Sea of Time brings Jame to the southern city of Kothifir. It's as colorful and madcap and fey as Tai-Tastigon was back in book one, though in utterly different ways. Jame, too, seems to be getting back to her roots; she even pulls out the thief-weeds for some second-story work. But she is not the same Jame. She's got claws. She's got a mature rathorn ("horse-rhino!", my friend said, looking at the cover art). She's got a coterie, if not a power-base, among the Kencyrath.
I am coming to think that Hodgell has never been good at book-scale story flow. (Eventually I will go back to the early books to check this.) She does wonderful incidents and set-pieces, and terrific characters, and they all get thrown into a bag and shaken until a book falls out. This is not a bad thing. As I said, I think it's what we've always gotten. You go with the ride and ignore the bumps.
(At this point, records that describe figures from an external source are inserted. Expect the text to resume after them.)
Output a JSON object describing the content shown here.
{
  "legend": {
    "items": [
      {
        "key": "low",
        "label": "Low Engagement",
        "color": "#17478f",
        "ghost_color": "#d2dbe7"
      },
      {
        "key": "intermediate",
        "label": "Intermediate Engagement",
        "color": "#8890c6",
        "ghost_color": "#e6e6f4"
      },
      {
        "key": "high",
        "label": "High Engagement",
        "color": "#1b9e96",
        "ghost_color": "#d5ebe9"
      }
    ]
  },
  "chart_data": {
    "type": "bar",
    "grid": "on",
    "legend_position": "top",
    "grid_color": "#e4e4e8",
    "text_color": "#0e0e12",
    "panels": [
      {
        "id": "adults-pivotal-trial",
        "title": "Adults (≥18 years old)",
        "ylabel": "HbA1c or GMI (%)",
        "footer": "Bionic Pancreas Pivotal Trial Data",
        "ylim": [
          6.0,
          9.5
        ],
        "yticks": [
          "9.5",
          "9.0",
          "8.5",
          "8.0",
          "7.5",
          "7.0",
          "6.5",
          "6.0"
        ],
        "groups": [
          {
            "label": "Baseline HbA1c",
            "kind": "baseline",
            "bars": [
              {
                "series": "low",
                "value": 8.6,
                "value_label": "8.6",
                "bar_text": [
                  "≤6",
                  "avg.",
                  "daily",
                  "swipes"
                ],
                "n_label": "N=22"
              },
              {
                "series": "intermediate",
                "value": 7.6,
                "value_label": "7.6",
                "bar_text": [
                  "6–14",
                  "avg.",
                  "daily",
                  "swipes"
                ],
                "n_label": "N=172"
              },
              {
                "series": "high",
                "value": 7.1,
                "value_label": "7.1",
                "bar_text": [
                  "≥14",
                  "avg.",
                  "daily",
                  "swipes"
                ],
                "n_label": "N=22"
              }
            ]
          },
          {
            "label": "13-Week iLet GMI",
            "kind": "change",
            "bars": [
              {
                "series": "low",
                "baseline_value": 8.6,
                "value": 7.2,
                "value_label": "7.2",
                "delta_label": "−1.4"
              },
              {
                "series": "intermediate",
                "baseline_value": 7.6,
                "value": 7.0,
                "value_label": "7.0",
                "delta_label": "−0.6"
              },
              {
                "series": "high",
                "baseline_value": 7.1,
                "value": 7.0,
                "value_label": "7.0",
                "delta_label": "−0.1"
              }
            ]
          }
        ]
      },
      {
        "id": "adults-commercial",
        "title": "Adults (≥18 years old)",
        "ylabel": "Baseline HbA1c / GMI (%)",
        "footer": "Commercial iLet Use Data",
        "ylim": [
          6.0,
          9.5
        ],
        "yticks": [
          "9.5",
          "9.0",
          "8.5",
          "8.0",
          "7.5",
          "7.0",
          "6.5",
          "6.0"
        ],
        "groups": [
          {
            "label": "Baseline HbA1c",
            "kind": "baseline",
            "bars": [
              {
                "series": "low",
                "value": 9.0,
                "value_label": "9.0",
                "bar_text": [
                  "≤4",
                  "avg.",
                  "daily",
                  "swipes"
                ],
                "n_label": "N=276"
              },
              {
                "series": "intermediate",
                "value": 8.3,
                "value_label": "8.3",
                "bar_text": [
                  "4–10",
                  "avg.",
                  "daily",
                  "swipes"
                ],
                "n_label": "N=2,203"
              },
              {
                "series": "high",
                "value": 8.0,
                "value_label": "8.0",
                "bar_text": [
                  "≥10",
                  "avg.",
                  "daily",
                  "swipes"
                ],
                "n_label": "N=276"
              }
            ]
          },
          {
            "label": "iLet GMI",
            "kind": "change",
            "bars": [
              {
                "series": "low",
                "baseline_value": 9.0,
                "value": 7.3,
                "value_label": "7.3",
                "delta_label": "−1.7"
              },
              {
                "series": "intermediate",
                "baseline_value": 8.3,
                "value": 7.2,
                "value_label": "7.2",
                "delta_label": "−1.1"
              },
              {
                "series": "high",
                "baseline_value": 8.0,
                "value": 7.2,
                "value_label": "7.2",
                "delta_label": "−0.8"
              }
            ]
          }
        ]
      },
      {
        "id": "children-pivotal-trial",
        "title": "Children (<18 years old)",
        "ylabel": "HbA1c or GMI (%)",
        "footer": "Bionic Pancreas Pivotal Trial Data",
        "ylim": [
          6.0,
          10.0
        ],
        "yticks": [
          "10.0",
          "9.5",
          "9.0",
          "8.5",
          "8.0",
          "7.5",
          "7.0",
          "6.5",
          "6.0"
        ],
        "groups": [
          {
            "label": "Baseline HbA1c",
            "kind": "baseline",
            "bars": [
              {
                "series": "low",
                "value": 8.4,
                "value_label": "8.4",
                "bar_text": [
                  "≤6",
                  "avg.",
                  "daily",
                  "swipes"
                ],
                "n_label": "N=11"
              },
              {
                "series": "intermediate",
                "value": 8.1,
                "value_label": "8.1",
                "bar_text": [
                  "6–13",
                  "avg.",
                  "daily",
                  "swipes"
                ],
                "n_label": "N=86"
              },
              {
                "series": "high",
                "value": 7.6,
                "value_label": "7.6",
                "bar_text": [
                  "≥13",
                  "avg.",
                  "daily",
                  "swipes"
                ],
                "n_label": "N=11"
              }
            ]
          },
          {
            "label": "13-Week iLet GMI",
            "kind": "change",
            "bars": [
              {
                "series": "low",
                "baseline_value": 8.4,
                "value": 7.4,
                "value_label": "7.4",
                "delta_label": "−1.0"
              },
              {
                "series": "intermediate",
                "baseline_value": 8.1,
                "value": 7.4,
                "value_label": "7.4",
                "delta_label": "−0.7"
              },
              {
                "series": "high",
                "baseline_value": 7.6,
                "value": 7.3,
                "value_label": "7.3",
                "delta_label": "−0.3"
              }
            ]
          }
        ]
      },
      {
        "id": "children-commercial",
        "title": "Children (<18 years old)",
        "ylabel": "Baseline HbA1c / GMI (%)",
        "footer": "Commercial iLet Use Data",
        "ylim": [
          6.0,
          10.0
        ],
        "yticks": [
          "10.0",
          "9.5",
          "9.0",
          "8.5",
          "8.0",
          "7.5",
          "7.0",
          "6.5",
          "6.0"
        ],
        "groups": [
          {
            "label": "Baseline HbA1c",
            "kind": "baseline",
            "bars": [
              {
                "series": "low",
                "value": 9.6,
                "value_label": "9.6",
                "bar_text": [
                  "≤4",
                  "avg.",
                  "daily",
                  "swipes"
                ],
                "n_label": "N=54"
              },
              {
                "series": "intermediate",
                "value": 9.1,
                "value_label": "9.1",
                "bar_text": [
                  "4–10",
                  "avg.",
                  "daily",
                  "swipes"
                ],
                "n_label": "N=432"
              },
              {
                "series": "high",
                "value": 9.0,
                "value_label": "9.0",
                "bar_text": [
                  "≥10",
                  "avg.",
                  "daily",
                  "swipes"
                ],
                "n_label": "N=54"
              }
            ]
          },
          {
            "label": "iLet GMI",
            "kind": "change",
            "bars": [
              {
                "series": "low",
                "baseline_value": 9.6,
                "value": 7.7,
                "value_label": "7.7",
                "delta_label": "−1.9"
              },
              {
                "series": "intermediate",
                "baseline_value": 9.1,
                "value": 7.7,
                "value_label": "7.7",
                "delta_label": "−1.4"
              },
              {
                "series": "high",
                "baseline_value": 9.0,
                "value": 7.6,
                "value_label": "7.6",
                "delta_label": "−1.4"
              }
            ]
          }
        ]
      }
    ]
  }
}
The ride, in this case, is excellent. We get a little more about the arrival of the Kencyrath on Rathillien. (Which we already knew was a disaster for all concerned, right?) We get more of Torisen's early life. (Also a disaster, and he's going to have to deal with it someday.) We get plenty of the fluid mad logic that underlies Hodgell's writing at its best. A lot of people fall down stairs, or fall off towers, or both. Sometimes it hurts. I forgot that, even when Hodgell is being gentle and funny, she's also bloodthirsty as heck.